Miss Mildred retired as the director of Mission Centers in 1992. She did not end her missionary service. After retiring back home to Centralhatchee she served her home church. She began what became known as “TNT” – Thursday Nights Together – as an opportunity for local youth to gather for food, fellowship, and Bible study. She also spoke to thousands of people at churches far and wide about the importance of supporting home missions.

Miss Mildred served her Lord and Savior until her health began to fail her. Even in her old age she worshipped the One who had led her to become a missionary, protected her each day, and provided her every need when all seemed lost. Like the Apostle Paul, she fought the good fight, has finished her race, and kept the faith.
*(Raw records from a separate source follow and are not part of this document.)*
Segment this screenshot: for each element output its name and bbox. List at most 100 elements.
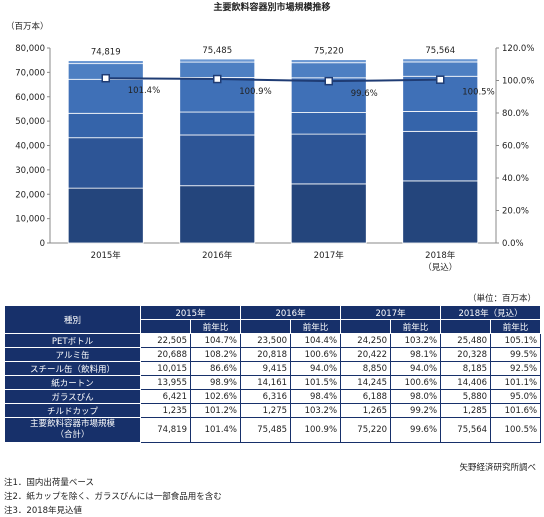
- row-label: 紙カートン: [4, 375, 141, 390]
- header-blank: [440, 319, 492, 334]
- row-label: PETボトル: [4, 333, 141, 348]
- x-tick-label: （見込）: [423, 262, 457, 273]
- bar-total-label: 74,819: [91, 48, 121, 58]
- y-tick-label-left: 50,000: [15, 117, 45, 127]
- yoy-cell: 101.5%: [290, 375, 342, 390]
- bar-segment: [290, 112, 367, 135]
- value-cell: 6,316: [240, 389, 292, 404]
- header-year: 2015年: [139, 305, 242, 320]
- bar-segment: [290, 59, 367, 64]
- yoy-cell: 92.5%: [490, 361, 542, 376]
- yoy-cell: 95.0%: [490, 389, 542, 404]
- y-tick-label-right: 40.0%: [502, 174, 529, 184]
- yoy-cell: 105.1%: [490, 333, 542, 348]
- x-tick-label: 2017年: [314, 250, 345, 261]
- header-year: 2018年（見込）: [440, 305, 542, 320]
- yoy-data-label: 99.6%: [351, 89, 378, 99]
- table-body: PETボトル 22,505 104.7% 23,500 104.4% 24,250 103.…: [4, 333, 542, 443]
- value-cell: 25,480: [440, 333, 492, 348]
- y-tick-label-left: 60,000: [15, 93, 45, 103]
- header-yoy: 前年比: [290, 319, 342, 334]
- bar-total-label: 75,220: [314, 47, 344, 57]
- chart-title: 主要飲料容器別市場規模推移: [213, 1, 330, 13]
- yoy-cell: 104.7%: [189, 333, 242, 348]
- value-cell: 1,235: [140, 403, 191, 418]
- header-yoy: 前年比: [189, 319, 242, 334]
- value-cell: 9,415: [240, 361, 292, 376]
- yoy-marker: [436, 75, 445, 84]
- row-label: チルドカップ: [4, 403, 141, 418]
- total-value-cell: 75,220: [340, 417, 392, 443]
- header-blank: [140, 319, 191, 334]
- value-cell: 13,955: [140, 375, 191, 390]
- value-cell: 14,161: [240, 375, 292, 390]
- note-3: 注3．2018年見込値: [4, 506, 83, 516]
- source-note: 矢野経済研究所調べ: [459, 463, 536, 473]
- yoy-marker: [324, 76, 333, 86]
- value-cell: 23,500: [240, 333, 292, 348]
- y-tick-label-right: 20.0%: [502, 207, 529, 217]
- header-yoy: 前年比: [390, 319, 442, 334]
- bar-total-label: 75,564: [425, 46, 455, 56]
- bar-segment: [290, 62, 367, 79]
- y-tick-label-right: 60.0%: [502, 142, 529, 152]
- yoy-cell: 98.1%: [390, 347, 442, 362]
- stacked-bar-chart: 主要飲料容器別市場規模推移 0 10,000 20,000 30,000 40,000 5…: [15, 1, 534, 273]
- value-cell: 1,265: [340, 403, 392, 418]
- total-yoy-cell: 100.5%: [490, 417, 542, 443]
- yoy-data-label: 100.9%: [239, 87, 271, 97]
- table-subheader-row: 前年比 前年比 前年比 前年比: [5, 319, 542, 334]
- yoy-cell: 101.6%: [490, 403, 542, 418]
- bar-segment: [402, 58, 479, 63]
- table-row: PETボトル 22,505 104.7% 23,500 104.4% 24,250 103.…: [4, 333, 542, 348]
- header-blank: [240, 319, 292, 334]
- yoy-cell: 98.4%: [290, 389, 342, 404]
- y-tick-label-left: 30,000: [15, 166, 45, 176]
- total-yoy-cell: 99.6%: [390, 417, 442, 443]
- data-table: 種別 2015年 2016年 2017年 2018年（見込） 前年比 前年比 前…: [4, 305, 542, 443]
- value-cell: 10,015: [140, 361, 191, 376]
- row-label: スチール缶（飲料用）: [4, 361, 141, 376]
- yoy-cell: 100.6%: [390, 375, 442, 390]
- value-cell: 8,185: [440, 361, 492, 376]
- y-tick-label-right: 120.0%: [502, 44, 534, 54]
- value-cell: 14,406: [440, 375, 492, 390]
- yoy-cell: 94.0%: [390, 361, 442, 376]
- bar-segment: [67, 78, 144, 114]
- bar-segment: [67, 187, 144, 244]
- plot-area: 0 10,000 20,000 30,000 40,000 50,000 60,000 70,…: [15, 44, 534, 273]
- value-cell: 5,880: [440, 389, 492, 404]
- yoy-cell: 98.9%: [189, 375, 242, 390]
- y-tick-label-right: 0.0%: [502, 239, 524, 249]
- note-1: 注1．国内出荷量ベース: [4, 478, 94, 488]
- total-value-cell: 75,485: [240, 417, 292, 443]
- value-cell: 6,188: [340, 389, 392, 404]
- table-row: 紙カートン 13,955 98.9% 14,161 101.5% 14,245 100.6%…: [4, 375, 542, 390]
- bar-segment: [67, 60, 144, 65]
- x-tick-label: 2016年: [202, 250, 233, 261]
- yoy-data-label: 100.5%: [462, 88, 494, 98]
- bar-segment: [402, 180, 479, 244]
- value-cell: 20,422: [340, 347, 392, 362]
- y-tick-label-left: 20,000: [15, 190, 45, 200]
- bar-segment: [179, 58, 256, 63]
- y-axis-unit: （百万本）: [6, 22, 49, 32]
- value-cell: 22,505: [140, 333, 191, 348]
- y-tick-label-left: 10,000: [15, 215, 45, 225]
- yoy-cell: 86.6%: [189, 361, 242, 376]
- bar-segment: [402, 130, 479, 182]
- yoy-cell: 99.5%: [490, 347, 542, 362]
- yoy-cell: 101.2%: [189, 403, 242, 418]
- yoy-line: [105, 77, 441, 83]
- yoy-data-label: 101.4%: [128, 86, 160, 96]
- y-tick-label-left: 40,000: [15, 142, 45, 152]
- value-cell: 20,688: [140, 347, 191, 362]
- yoy-cell: 100.6%: [290, 347, 342, 362]
- note-2: 注2．紙カップを除く、ガラスびんには一部食品用を含む: [4, 492, 222, 502]
- bar-segment: [290, 183, 367, 244]
- table-unit: （単位：百万本）: [467, 294, 536, 304]
- bar-segment: [67, 112, 144, 139]
- row-label: ガラスびん: [4, 389, 141, 404]
- yoy-cell: 102.6%: [189, 389, 242, 404]
- y-tick-label-left: 70,000: [15, 68, 45, 78]
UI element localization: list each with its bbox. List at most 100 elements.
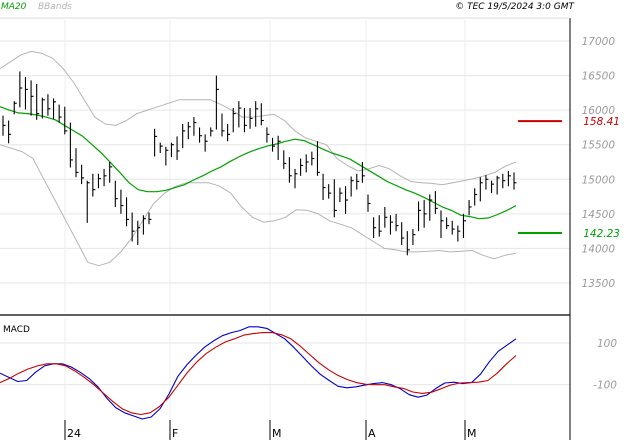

Survivors include two sons, Carl Lee Guevara (Dora) of Houston, TX, and Terry Lane (Pam) of Franklin, GA; three grandchildren, Daryl Guevara, Carl Guevara, Jr., and Fletcher Lane; three great-grandchildren, Briaunna, Giovani, and Brysen Guevara; nieces and nephews, Pam Davis (Steve) of Lawrenceville, GA, Ted McWhorter (Patti) of Athens, GA, Bruce McWhorter (Linda) of Johns Creek, GA, and Rob McWhorter (Susan) of Winder, GA; and a host of other relatives and friends.

In addition to her parents, she was preceded in death by her son, Lloyd Lane, her brother, Bryant McWhorter and a niece, Judy Ann McWhorter.

In lieu of flowers, the family requests that donations be made to the Mission Centers of Houston (PO Box 30417 Houston, TX 77249).

Those who wish may write memorial tributes at www.stuttsfuneralhome.com.

Stutts Funeral Home of Franklin, GA in charge of arrangements.

Comments

  1. Terry Thompson says:

    A wonderful lady. She carried on her mission work at Avalon too the time she was there I saw her make a real difference with some other patients. An inspiration.